Marko Kljajević

Podgorica
- Position: Small forward
- League: ABA League Prva A Liga

Personal information
- Born: 4 May 2001 (age 24) Bijelo Polje, Montenegro, Yugoslavia
- Nationality: Montenegrin
- Listed height: 2.02 m (6 ft 8 in)
- Listed weight: 95 kg (209 lb)

Career information
- Playing career: 2019–present

Career history
- 2020–2021: Mega Basket
- 2019–2020: →OKK Beograd
- 2021–present: Podgorica

Career highlights
- U19 ABA League champion (2018);

= Marko Kljajević =

Montenegrin basketball player

Marko Kljajević (born 4 May 2001) is a Montenegrin professional basketball player for Podgorica of the Prva A Liga and the ABA League Second Division.

== Early career ==
In 2017, Kljajević joined the Mega Bemax youth system. He won the 2018 Junior ABA League with the U19 Mega Bemax team.

== Professional career ==
Prior to the 2019–20 Serbian League season, Kljajević was added to the roster of Mega's affiliate OKK Beograd.
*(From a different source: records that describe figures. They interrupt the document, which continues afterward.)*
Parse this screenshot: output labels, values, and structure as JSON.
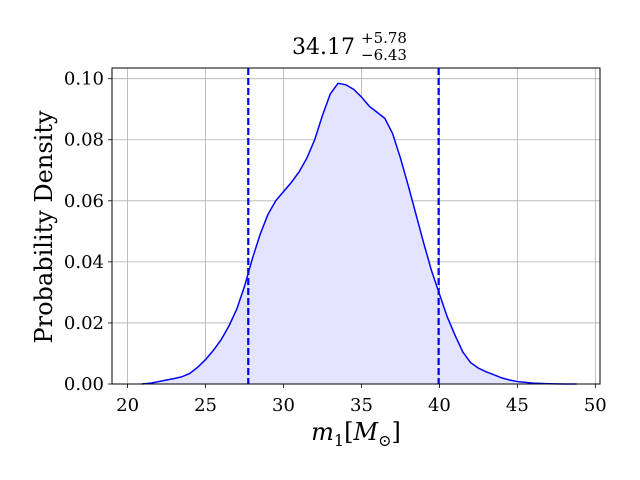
{
  "chart_data": {
    "type": "area",
    "title": {
      "value": "34.17",
      "upper": "+5.78",
      "lower": "−6.43"
    },
    "xlabel": {
      "main": "m",
      "sub1": "1",
      "bracket_open": "[",
      "M": "M",
      "sub_sym": "⊙",
      "bracket_close": "]"
    },
    "ylabel": "Probability Density",
    "xlim": [
      19,
      50.3
    ],
    "ylim": [
      0,
      0.1035
    ],
    "xticks": [
      20,
      25,
      30,
      35,
      40,
      45,
      50
    ],
    "xtick_labels": [
      "20",
      "25",
      "30",
      "35",
      "40",
      "45",
      "50"
    ],
    "yticks": [
      0,
      0.02,
      0.04,
      0.06,
      0.08,
      0.1
    ],
    "ytick_labels": [
      "0.00",
      "0.02",
      "0.04",
      "0.06",
      "0.08",
      "0.10"
    ],
    "grid": true,
    "line_color": "#0000ff",
    "fill_color": "#e4e4ff",
    "series": [
      {
        "x": [
          20.9,
          21.5,
          22.0,
          22.5,
          23.0,
          23.5,
          24.0,
          24.5,
          25.0,
          25.5,
          26.0,
          26.5,
          27.0,
          27.5,
          28.0,
          28.5,
          29.0,
          29.5,
          30.0,
          30.5,
          31.0,
          31.5,
          32.0,
          32.5,
          33.0,
          33.5,
          34.0,
          34.5,
          35.0,
          35.5,
          36.0,
          36.5,
          37.0,
          37.5,
          38.0,
          38.5,
          39.0,
          39.5,
          40.0,
          40.5,
          41.0,
          41.5,
          42.0,
          42.5,
          43.0,
          43.5,
          44.0,
          44.5,
          45.0,
          46.0,
          47.0,
          48.0,
          48.8
        ],
        "y": [
          0.0,
          0.0003,
          0.0008,
          0.0013,
          0.0018,
          0.0024,
          0.0035,
          0.0055,
          0.008,
          0.011,
          0.0145,
          0.019,
          0.0245,
          0.032,
          0.041,
          0.049,
          0.0555,
          0.06,
          0.063,
          0.066,
          0.0695,
          0.074,
          0.08,
          0.088,
          0.095,
          0.0985,
          0.098,
          0.0965,
          0.094,
          0.091,
          0.089,
          0.087,
          0.082,
          0.074,
          0.065,
          0.0555,
          0.046,
          0.037,
          0.0295,
          0.022,
          0.016,
          0.0105,
          0.007,
          0.0052,
          0.004,
          0.003,
          0.002,
          0.0013,
          0.0008,
          0.0003,
          0.0001,
          0.0,
          0.0
        ]
      }
    ],
    "vlines": [
      27.74,
      39.95
    ],
    "vline_color": "#0000ff"
  }
}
During the season, he averaged 5.3 points and 2.4 rebounds in his 22 appearances. In August 2020, he was promoted to the Mega Soccerbet senior team for the 2020–21 ABA season. On 3 October 2020, he made his Mega and Adriatic League debut in a 84–62 win over Igokea, recording 2 points and 3 rebounds.
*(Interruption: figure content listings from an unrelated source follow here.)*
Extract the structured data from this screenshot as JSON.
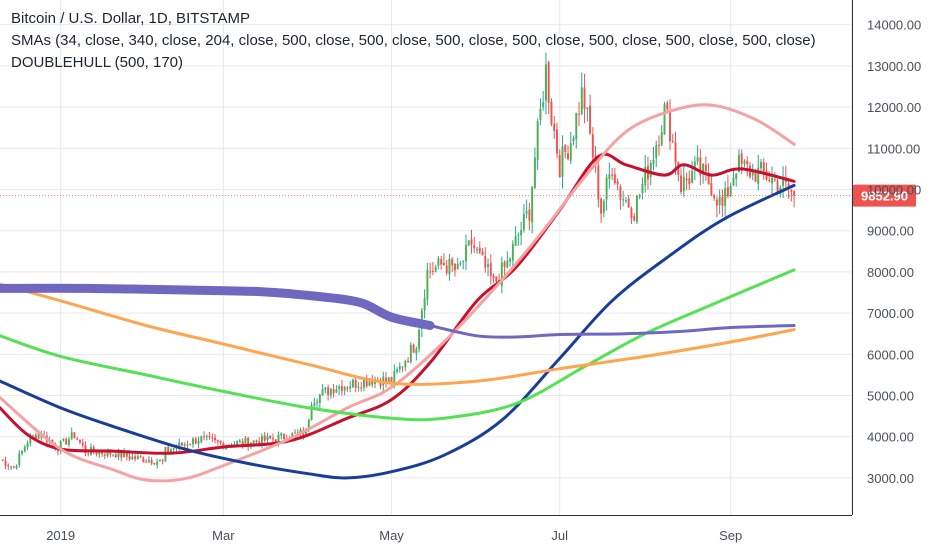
{
  "legend": {
    "title": "Bitcoin / U.S. Dollar, 1D, BITSTAMP",
    "smas": "SMAs (34, close, 340, close, 204, close, 500, close, 500, close, 500, close, 500, close, 500, close, 500, close, 500, close)",
    "hull": "DOUBLEHULL (500, 170)"
  },
  "last_price": {
    "label": "9852.90",
    "value": 9852.9,
    "color": "#ef5350"
  },
  "colors": {
    "grid": "#e6e9ef",
    "axis_text": "#4a4f5c",
    "up": "#26a69a",
    "up_fill": "#4caf50",
    "down": "#ef5350",
    "sma34": "#c8102e",
    "sma204": "#f4a3a3",
    "sma340": "#1a3d99",
    "sma500_green": "#55e055",
    "sma500_orange": "#ffa54f",
    "hull": "#7068c0"
  },
  "chart_data": {
    "type": "candlestick",
    "y_axis": {
      "ylim": [
        2100,
        14600
      ],
      "ticks": [
        3000,
        4000,
        5000,
        6000,
        7000,
        8000,
        9000,
        10000,
        11000,
        12000,
        13000,
        14000
      ],
      "tick_labels": [
        "3000.00",
        "4000.00",
        "5000.00",
        "6000.00",
        "7000.00",
        "8000.00",
        "9000.00",
        "10000.00",
        "11000.00",
        "12000.00",
        "13000.00",
        "14000.00"
      ]
    },
    "x_axis": {
      "start": "2018-12-10",
      "end": "2019-10-15",
      "ticks": [
        {
          "date": "2019-01-01",
          "label": "2019"
        },
        {
          "date": "2019-03-01",
          "label": "Mar"
        },
        {
          "date": "2019-05-01",
          "label": "May"
        },
        {
          "date": "2019-07-01",
          "label": "Jul"
        },
        {
          "date": "2019-09-01",
          "label": "Sep"
        }
      ],
      "grid_dates": [
        "2019-01-01",
        "2019-03-01",
        "2019-05-01",
        "2019-07-01",
        "2019-09-01",
        "2019-10-15"
      ]
    },
    "price_anchors": [
      [
        "2018-12-10",
        3450
      ],
      [
        "2018-12-15",
        3250
      ],
      [
        "2018-12-20",
        3900
      ],
      [
        "2018-12-24",
        4100
      ],
      [
        "2018-12-31",
        3750
      ],
      [
        "2019-01-06",
        4050
      ],
      [
        "2019-01-10",
        3650
      ],
      [
        "2019-01-20",
        3600
      ],
      [
        "2019-01-28",
        3480
      ],
      [
        "2019-02-07",
        3400
      ],
      [
        "2019-02-08",
        3650
      ],
      [
        "2019-02-20",
        3950
      ],
      [
        "2019-03-01",
        3820
      ],
      [
        "2019-03-15",
        3900
      ],
      [
        "2019-03-31",
        4100
      ],
      [
        "2019-04-02",
        4900
      ],
      [
        "2019-04-10",
        5200
      ],
      [
        "2019-04-25",
        5400
      ],
      [
        "2019-05-01",
        5350
      ],
      [
        "2019-05-10",
        6300
      ],
      [
        "2019-05-14",
        8000
      ],
      [
        "2019-05-20",
        8200
      ],
      [
        "2019-05-25",
        8000
      ],
      [
        "2019-05-30",
        8700
      ],
      [
        "2019-06-03",
        8200
      ],
      [
        "2019-06-07",
        7700
      ],
      [
        "2019-06-12",
        8200
      ],
      [
        "2019-06-16",
        8900
      ],
      [
        "2019-06-20",
        9500
      ],
      [
        "2019-06-22",
        10800
      ],
      [
        "2019-06-26",
        12900
      ],
      [
        "2019-06-28",
        11800
      ],
      [
        "2019-07-01",
        10600
      ],
      [
        "2019-07-05",
        11200
      ],
      [
        "2019-07-09",
        12300
      ],
      [
        "2019-07-10",
        12100
      ],
      [
        "2019-07-12",
        11300
      ],
      [
        "2019-07-16",
        9500
      ],
      [
        "2019-07-20",
        10600
      ],
      [
        "2019-07-23",
        9900
      ],
      [
        "2019-07-28",
        9500
      ],
      [
        "2019-08-01",
        10300
      ],
      [
        "2019-08-04",
        10900
      ],
      [
        "2019-08-08",
        11900
      ],
      [
        "2019-08-10",
        11500
      ],
      [
        "2019-08-14",
        10100
      ],
      [
        "2019-08-20",
        10500
      ],
      [
        "2019-08-25",
        10100
      ],
      [
        "2019-08-29",
        9550
      ],
      [
        "2019-09-03",
        10600
      ],
      [
        "2019-09-08",
        10450
      ],
      [
        "2019-09-14",
        10350
      ],
      [
        "2019-09-18",
        10150
      ],
      [
        "2019-09-22",
        10000
      ],
      [
        "2019-09-24",
        9852.9
      ]
    ],
    "series": [
      {
        "name": "SMA 34",
        "color_key": "sma34",
        "width": 3,
        "points": [
          [
            "2018-12-10",
            4700
          ],
          [
            "2018-12-20",
            4050
          ],
          [
            "2019-01-01",
            3700
          ],
          [
            "2019-01-20",
            3650
          ],
          [
            "2019-02-10",
            3600
          ],
          [
            "2019-03-01",
            3750
          ],
          [
            "2019-03-25",
            3900
          ],
          [
            "2019-04-15",
            4450
          ],
          [
            "2019-05-01",
            4900
          ],
          [
            "2019-05-15",
            5800
          ],
          [
            "2019-06-01",
            7300
          ],
          [
            "2019-06-15",
            8100
          ],
          [
            "2019-07-01",
            9500
          ],
          [
            "2019-07-15",
            10800
          ],
          [
            "2019-07-25",
            10600
          ],
          [
            "2019-08-08",
            10350
          ],
          [
            "2019-08-15",
            10600
          ],
          [
            "2019-08-25",
            10350
          ],
          [
            "2019-09-05",
            10500
          ],
          [
            "2019-09-24",
            10200
          ]
        ]
      },
      {
        "name": "SMA 204",
        "color_key": "sma204",
        "width": 3,
        "points": [
          [
            "2018-12-10",
            4950
          ],
          [
            "2019-01-01",
            3700
          ],
          [
            "2019-01-20",
            3200
          ],
          [
            "2019-02-01",
            2950
          ],
          [
            "2019-02-15",
            2980
          ],
          [
            "2019-03-01",
            3300
          ],
          [
            "2019-03-25",
            3950
          ],
          [
            "2019-04-15",
            4700
          ],
          [
            "2019-05-01",
            5200
          ],
          [
            "2019-05-20",
            6300
          ],
          [
            "2019-06-10",
            7800
          ],
          [
            "2019-06-25",
            9000
          ],
          [
            "2019-07-10",
            10300
          ],
          [
            "2019-07-25",
            11400
          ],
          [
            "2019-08-10",
            11900
          ],
          [
            "2019-08-25",
            12050
          ],
          [
            "2019-09-10",
            11700
          ],
          [
            "2019-09-24",
            11100
          ]
        ]
      },
      {
        "name": "SMA 340",
        "color_key": "sma340",
        "width": 3,
        "points": [
          [
            "2018-12-10",
            5350
          ],
          [
            "2019-01-01",
            4700
          ],
          [
            "2019-01-20",
            4250
          ],
          [
            "2019-02-15",
            3700
          ],
          [
            "2019-03-10",
            3350
          ],
          [
            "2019-04-01",
            3100
          ],
          [
            "2019-04-15",
            3000
          ],
          [
            "2019-05-01",
            3150
          ],
          [
            "2019-05-20",
            3550
          ],
          [
            "2019-06-10",
            4400
          ],
          [
            "2019-07-01",
            5900
          ],
          [
            "2019-07-20",
            7300
          ],
          [
            "2019-08-10",
            8400
          ],
          [
            "2019-08-30",
            9300
          ],
          [
            "2019-09-24",
            10100
          ]
        ]
      },
      {
        "name": "SMA 500",
        "color_key": "sma500_green",
        "width": 3,
        "points": [
          [
            "2018-12-10",
            6450
          ],
          [
            "2019-01-01",
            5950
          ],
          [
            "2019-02-01",
            5500
          ],
          [
            "2019-03-01",
            5100
          ],
          [
            "2019-04-01",
            4700
          ],
          [
            "2019-05-01",
            4450
          ],
          [
            "2019-05-20",
            4450
          ],
          [
            "2019-06-15",
            4800
          ],
          [
            "2019-07-10",
            5700
          ],
          [
            "2019-08-01",
            6500
          ],
          [
            "2019-08-25",
            7200
          ],
          [
            "2019-09-24",
            8050
          ]
        ]
      },
      {
        "name": "SMA 500",
        "color_key": "sma500_orange",
        "width": 3,
        "points": [
          [
            "2018-12-10",
            7700
          ],
          [
            "2019-01-01",
            7300
          ],
          [
            "2019-02-01",
            6700
          ],
          [
            "2019-03-01",
            6250
          ],
          [
            "2019-04-01",
            5750
          ],
          [
            "2019-05-01",
            5300
          ],
          [
            "2019-06-01",
            5350
          ],
          [
            "2019-07-01",
            5650
          ],
          [
            "2019-08-01",
            5950
          ],
          [
            "2019-09-01",
            6300
          ],
          [
            "2019-09-24",
            6600
          ]
        ]
      },
      {
        "name": "DOUBLEHULL (500, 170)",
        "color_key": "hull",
        "width": 9,
        "points": [
          [
            "2018-12-10",
            7600
          ],
          [
            "2019-01-10",
            7600
          ],
          [
            "2019-02-15",
            7560
          ],
          [
            "2019-03-15",
            7520
          ],
          [
            "2019-04-05",
            7400
          ],
          [
            "2019-04-20",
            7250
          ],
          [
            "2019-05-01",
            6900
          ],
          [
            "2019-05-15",
            6700
          ]
        ]
      },
      {
        "name": "DOUBLEHULL (500, 170)",
        "color_key": "hull",
        "width": 3,
        "points": [
          [
            "2019-05-15",
            6700
          ],
          [
            "2019-06-01",
            6450
          ],
          [
            "2019-06-15",
            6420
          ],
          [
            "2019-07-01",
            6480
          ],
          [
            "2019-07-25",
            6500
          ],
          [
            "2019-08-15",
            6560
          ],
          [
            "2019-09-01",
            6650
          ],
          [
            "2019-09-24",
            6700
          ]
        ]
      }
    ]
  }
}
On 18 June 2021, Kljajević signed a multi-year contract with Podgorica.

== National team career ==
Kljajević was a member of the Montenegro under-16 team that won the silver medal at the 2017 FIBA Europe Under-16 Championship in his home country. Over seven tournament games, he averaged 3.0 points, 0.7 rebounds, and 0.6 assists per game. Kljajević was a member of the Montenegro under-17 team at the 2018 FIBA Under-17 Basketball World Cup in Rosario and Santa Fe, Argentina. Over seven tournament games, he averaged 2.9 points and 2.0 rebounds per game. In the same year, Kljajević was a member of the Montenegro under-18 team at the FIBA U18 European Championship in Latvia. He only appeared in a 76–52 loss to Germany, recording 4 points, 2 rebounds, and 2 assists. Also, he was a member of the U18 Montenegro team at the 2019 FIBA U18 European Championship in Volos, Greece. Over six tournament games, he averaged 7.2 points, 3.8 rebounds, and 1.2 assists per game.